As she could not be cured so simply, the situation continued billowing in Sister Manhood’s mind like the live curtain in the room to which she must return. Till the front doorbell rang. And that same muslin of her uncontrollable mind was ripped to flapping shreds, then scattered in what had become snippets of tinkling zinc.
Mrs Lippmann was again the golliwog money-box in cast iron, its paint martyred by inhuman children. ‘Is it these murderers coming already about their business?’ The possibility was more than she could face. ‘You will answer for me, Flora? You see I am not after all in my own control.’ The baize door, expiring on its hinges, masked a whimper.

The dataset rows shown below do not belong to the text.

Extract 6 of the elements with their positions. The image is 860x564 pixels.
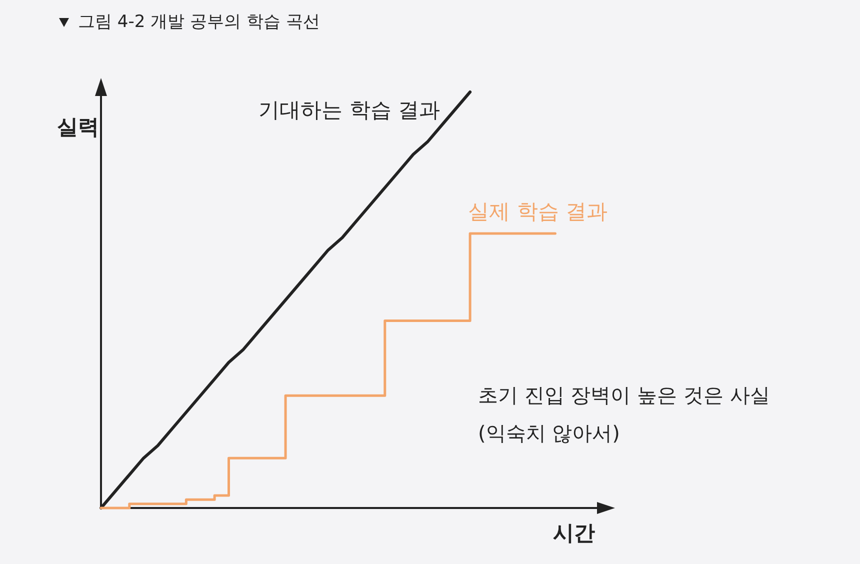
chart-title: 그림 4-2 개발 공부의 학습 곡선 bbox=[78, 12, 320, 32]
series-label: 기대하는 학습 결과 bbox=[258, 98, 440, 122]
y-axis-title: 실력 bbox=[57, 115, 99, 139]
x-axis-title: 시간 bbox=[553, 521, 595, 545]
series-label: 실제 학습 결과 bbox=[468, 199, 608, 224]
annotation: 초기 진입 장벽이 높은 것은 사실 (익숙치 않아서) bbox=[478, 383, 770, 445]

Left alone on the landing, Sister Manhood could feel her hypothetical child become a fact: he jumped inside her long before his time. She went downstairs. Colin Pardoe would be standing in the porch with the parcel of drugs Badgery had forgotten to mention, and which Col himself had perversely decided to bring. He would begin staring immediately at the little window with which her womb had just been fitted, to make it easier for him to identify a foetus by its features. If she could snatch the deadly drugs Dr Gidley had prescribed for his patient in a moment of misguided compassion (he little knew it was the nurse who needed his help) Flora Manhood thought her shame and desperation would help her tear the wrapping, fumble out the plug of cotton wool, and in spite of Col’s iron fingers, nails pared to the quick as she remembered, and brutal thwack of male arms bare as far up as the biceps, she would more than swallow, she would first chew the bitter-tasting capsules, only for the necessary instant, because she would feel the poison thrust its prongs through her entire system, and fall oh God briefly convulsed before the cold took over on the chequered tiles at Colin Pardoe’s feet.
She wrenched so hopelessly at the door she sent the pains shooting down her side, and found old Wyburd standing, not inside the porch, but out from it in the sunlight. He was holding his hands edgeways to his face as though saying his prayers.